Cette frontière entre deux mondes, je l’ai éprouvée, ressentie et affrontée plus d’une fois.
Anthropologue, j’ai eu l’opportunité d’approcher une réserve. Une vraie réserve pour touristes avides d’exotisme. Mon amie et moi-même, accompagnés de notre fille Justine, alors âgée de quelques mois, avions décidé de passer deux jours dans une réserve au pied du Lesotho. C’est en arrivant au Bushmen Nek Hotel que nous nous sommes aperçus que le complexe hôtelier était entouré de huttes, comme un îlot de civilisation perdu au milieu du monde sauvage. Parmi ceux qui avaient décidé de passer quelques jours à la pension, nombreux étaient des Sud-Africains désireux de voir, de côtoyer et d’approcher ces sauvages qui les attiraient tout en leur inspirant de la crainte.
Le soir de notre arrivée, ma compagne Justine et moi nous sommes rendus dans la grande salle pour le dîner de bienvenue. En retard d’un bon quart d’heure sur l’horaire initial, nous avons, par notre seule entrée, inspiré le silence à la salle entière que nous avons traversée sous des regards chargés d’intrigue et de stupéfaction.
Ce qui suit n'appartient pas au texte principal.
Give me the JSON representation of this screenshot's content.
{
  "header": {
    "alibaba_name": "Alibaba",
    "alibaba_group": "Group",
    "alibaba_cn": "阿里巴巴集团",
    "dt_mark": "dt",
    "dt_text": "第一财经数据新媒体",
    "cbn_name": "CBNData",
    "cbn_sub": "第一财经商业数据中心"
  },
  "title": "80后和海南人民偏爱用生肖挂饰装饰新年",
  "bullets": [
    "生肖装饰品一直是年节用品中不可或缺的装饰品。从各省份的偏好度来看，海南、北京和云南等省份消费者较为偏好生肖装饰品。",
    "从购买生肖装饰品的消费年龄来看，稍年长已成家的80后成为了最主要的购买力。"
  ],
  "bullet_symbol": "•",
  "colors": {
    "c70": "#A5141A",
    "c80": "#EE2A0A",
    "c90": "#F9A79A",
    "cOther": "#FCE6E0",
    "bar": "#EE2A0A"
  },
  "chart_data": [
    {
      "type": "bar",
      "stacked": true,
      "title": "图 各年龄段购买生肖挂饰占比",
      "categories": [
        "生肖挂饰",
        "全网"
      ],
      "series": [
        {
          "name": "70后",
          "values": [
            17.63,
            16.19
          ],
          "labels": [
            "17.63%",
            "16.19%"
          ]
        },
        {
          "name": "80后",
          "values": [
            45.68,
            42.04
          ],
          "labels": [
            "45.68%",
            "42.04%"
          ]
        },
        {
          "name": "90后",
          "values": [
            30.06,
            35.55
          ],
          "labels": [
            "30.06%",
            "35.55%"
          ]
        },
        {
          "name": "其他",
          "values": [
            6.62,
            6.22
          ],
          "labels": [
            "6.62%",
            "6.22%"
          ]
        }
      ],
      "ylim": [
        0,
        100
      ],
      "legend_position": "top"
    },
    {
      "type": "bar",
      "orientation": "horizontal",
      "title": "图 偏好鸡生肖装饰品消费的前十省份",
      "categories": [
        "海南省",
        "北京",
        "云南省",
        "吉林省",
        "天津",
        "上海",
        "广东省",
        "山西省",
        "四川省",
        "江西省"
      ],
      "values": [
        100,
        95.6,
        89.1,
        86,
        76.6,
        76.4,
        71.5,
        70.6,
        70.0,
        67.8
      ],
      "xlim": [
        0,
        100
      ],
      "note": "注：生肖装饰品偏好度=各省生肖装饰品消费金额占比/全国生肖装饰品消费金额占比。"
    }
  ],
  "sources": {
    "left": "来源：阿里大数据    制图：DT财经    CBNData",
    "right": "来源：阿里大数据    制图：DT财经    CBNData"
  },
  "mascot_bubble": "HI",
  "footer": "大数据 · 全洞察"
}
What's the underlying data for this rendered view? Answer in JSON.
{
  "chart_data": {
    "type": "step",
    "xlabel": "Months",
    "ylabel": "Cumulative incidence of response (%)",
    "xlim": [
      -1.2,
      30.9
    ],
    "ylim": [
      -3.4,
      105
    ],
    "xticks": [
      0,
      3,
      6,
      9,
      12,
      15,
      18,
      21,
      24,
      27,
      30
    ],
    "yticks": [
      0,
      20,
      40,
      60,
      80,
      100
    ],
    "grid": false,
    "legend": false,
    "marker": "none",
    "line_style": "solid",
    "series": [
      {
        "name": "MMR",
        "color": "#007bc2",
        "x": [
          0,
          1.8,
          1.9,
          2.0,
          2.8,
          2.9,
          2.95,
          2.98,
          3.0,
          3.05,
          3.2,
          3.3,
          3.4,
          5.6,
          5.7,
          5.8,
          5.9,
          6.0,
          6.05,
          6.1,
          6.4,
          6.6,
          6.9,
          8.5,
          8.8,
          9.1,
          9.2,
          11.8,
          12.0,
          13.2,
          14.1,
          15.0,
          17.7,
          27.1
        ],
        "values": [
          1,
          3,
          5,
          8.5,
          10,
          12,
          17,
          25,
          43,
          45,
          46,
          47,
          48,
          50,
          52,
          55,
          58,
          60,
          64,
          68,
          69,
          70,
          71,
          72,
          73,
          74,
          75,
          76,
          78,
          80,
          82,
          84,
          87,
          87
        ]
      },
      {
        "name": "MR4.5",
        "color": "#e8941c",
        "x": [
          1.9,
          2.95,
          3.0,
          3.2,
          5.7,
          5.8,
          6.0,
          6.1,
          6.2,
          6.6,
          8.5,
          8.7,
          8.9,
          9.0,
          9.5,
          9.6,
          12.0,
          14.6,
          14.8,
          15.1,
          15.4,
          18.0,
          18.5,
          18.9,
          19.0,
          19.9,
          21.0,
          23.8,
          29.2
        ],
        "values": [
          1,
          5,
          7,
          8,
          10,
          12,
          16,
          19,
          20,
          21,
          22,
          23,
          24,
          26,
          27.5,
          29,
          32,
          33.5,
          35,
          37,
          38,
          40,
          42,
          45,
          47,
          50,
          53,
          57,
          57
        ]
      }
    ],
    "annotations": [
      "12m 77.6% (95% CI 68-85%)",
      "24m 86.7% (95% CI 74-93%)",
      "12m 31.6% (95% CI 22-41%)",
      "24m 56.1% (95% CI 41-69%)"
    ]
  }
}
Lorsque je me suis assis, je me suis une fois de plus trouvé dans une situation où la frontière était ambiguë. J’eus en effet l’impression que pour tous ceux qui posaient leur regard sur nous et nous dévisageaient, ma place ne se trouvait pas dans ce bastion de la civilisation, mais bien hors de ce bastion, parmi les sauvages.
Ceux qui étaient venus pour voir, côtoyer et approcher les sauvages, ravis de pouvoir le faire d’aussi près, vinrent nous parler. On leur répondit. On leur expliqua que notre accent venait de ce que nous étions Français. Que j’enseignais à l’Université. Que j’étais anthropologue.
De par mon appartenance à la culture occidentale et au monde universitaire, je ne pouvais être foncièrement Noir. J’eus alors l’impression que pour tous ceux qui posaient leur regard sur nous et nous souriaient, ma place ne se trouvait plus dans le monde sauvage, mais bien hors de ce monde, parmi les civilisés.
Une nouvelle fois donc, je traversais la frontière de la différence et de la douleur, du monde sauvage et de la civilisation, sans bien savoir, mon séjour achevé, tout anthropologue que j’étais, si j’avais passé quelques jours chez les sauvages ou chez les civilisés.